Michael Mann, a climate professor and former vice provost at the University of Pennsylvania, must pay $28,167.62 in attorneys’ fees for two conservative writers he accused of defamation for criticizing his work.
In a Thursday ruling, Judge Alfred S. Irving of the Superior Court of the District of Columbia wrote that the compensation was necessary because Mann repeatedly misled the jury during the case’s 2024 trial. Mann presented information that he lost more than $9.7 million in research grant funding as a result of the two writers’ criticism, a figure that was later corrected to $112,000 following a third round of discovery.
"The Court simply cannot condone such bad faith litigation tactics, particularly in a case that had been zealously litigated across several years and a case involving complicated facts," Irving wrote. "It is the Court's duty to punish and deter bad faith litigation tactics."
Irving chastised Mann, adding that the lost grant funding figures were central to his case and that it was ultimately his responsibility to ensure the facts of his case "were presented truthfully and straightforwardly."
It’s the latest blow for the embattled scientist whom Irving last year sanctioned and ordered to pay more than $1 million in attorneys’ fees to the two defendants in the case, Rand Simberg, a then-adjunct fellow at the right-leaning think tank Competitive Enterprise Institute, and Mark Steyn, a then-writer for National Review.
Mann—who is perhaps best known for his 1998 "hockey stick graph" showing the Earth warming at a rapid rate and is regularly cited by mainstream media outlets—filed the defamation lawsuit in 2012 against Simberg and Steyn. Months earlier, Simberg authored a blog that used a metaphor comparing how Mann’s then-employer, Pennsylvania State University, defended his climate research to how the university allegedly covered up child sexual abuse accusations against assistant football coach Jerry Sandusky.
Steyn then referenced that blog in a piece of his own slamming Mann’s work.
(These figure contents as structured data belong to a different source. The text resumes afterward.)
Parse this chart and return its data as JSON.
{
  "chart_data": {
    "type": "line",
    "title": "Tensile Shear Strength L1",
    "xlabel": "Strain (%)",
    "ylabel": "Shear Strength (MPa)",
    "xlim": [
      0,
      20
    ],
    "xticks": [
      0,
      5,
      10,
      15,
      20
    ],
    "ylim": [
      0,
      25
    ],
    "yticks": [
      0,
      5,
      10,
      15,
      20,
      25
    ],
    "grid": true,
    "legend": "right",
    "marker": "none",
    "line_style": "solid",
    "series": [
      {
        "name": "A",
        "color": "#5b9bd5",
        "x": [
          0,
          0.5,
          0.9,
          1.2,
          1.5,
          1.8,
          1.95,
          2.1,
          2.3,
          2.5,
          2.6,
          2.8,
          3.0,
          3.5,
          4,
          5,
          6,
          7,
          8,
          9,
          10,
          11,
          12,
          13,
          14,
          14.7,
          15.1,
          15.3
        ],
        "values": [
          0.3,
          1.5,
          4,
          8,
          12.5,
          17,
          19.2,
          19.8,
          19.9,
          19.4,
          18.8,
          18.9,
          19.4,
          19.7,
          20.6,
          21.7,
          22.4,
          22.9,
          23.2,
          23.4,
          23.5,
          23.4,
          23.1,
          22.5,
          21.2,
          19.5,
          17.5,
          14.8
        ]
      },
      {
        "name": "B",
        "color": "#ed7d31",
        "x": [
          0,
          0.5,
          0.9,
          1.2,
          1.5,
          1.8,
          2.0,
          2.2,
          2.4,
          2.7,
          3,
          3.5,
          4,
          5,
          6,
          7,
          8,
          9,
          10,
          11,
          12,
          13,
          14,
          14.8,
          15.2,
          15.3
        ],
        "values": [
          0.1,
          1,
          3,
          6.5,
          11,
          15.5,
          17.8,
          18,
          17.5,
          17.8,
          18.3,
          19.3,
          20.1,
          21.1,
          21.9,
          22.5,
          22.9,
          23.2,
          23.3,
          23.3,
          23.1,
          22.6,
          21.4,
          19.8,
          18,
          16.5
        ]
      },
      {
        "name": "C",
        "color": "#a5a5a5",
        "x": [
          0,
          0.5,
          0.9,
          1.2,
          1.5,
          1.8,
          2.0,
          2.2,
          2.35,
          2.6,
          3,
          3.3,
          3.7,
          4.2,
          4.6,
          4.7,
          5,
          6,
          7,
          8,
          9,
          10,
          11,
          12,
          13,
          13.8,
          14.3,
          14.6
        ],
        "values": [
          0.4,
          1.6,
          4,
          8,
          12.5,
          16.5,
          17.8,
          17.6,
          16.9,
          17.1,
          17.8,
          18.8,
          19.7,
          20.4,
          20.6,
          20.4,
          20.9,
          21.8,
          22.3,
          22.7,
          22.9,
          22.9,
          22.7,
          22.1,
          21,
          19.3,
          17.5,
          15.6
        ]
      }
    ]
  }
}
Both of the articles came three years after email correspondence between Mann and other climate scientists was leaked. Simberg and Steyn argued the emails showed Mann had engaged in data manipulation when creating his "hockey stick graph."
Following the February 2024 trial in which Mann presented the misleading information in the case, a D.C. jury awarded Mann a staggering $1 million in punitive damages to be paid by Simberg and Steyn. However, in his order sanctioning Mann last year, Irving threw out that penalty, characterizing it as excessive.
Mann resigned from his post as vice provost at the University of Pennsylvania in September after he shared a social media post comparing Charlie Kirk to a member of the "Hitler Youth." He had served in the role for less than a year.
The posts about Kirk weren’t Mann’s first time engaging in heated political rhetoric.
Last year, he appeared to threaten President Donald Trump, writing on social media that "we're in second amendment territory" if the president doesn't comply with a federal court injunction. In 2023, he compared Republican donors Peter Thiel, Charles Koch, and Leonard Leo to Osama bin Laden and the al Qaeda 9/11 assailants. And a year earlier, he wrote that the Republican Party "needs to be destroyed."
Mann remains a professor at the University of Pennsylvania and is its director of the Center for Science, Sustainability, and the Media.
The University of Pennsylvania did not respond to requests for comment.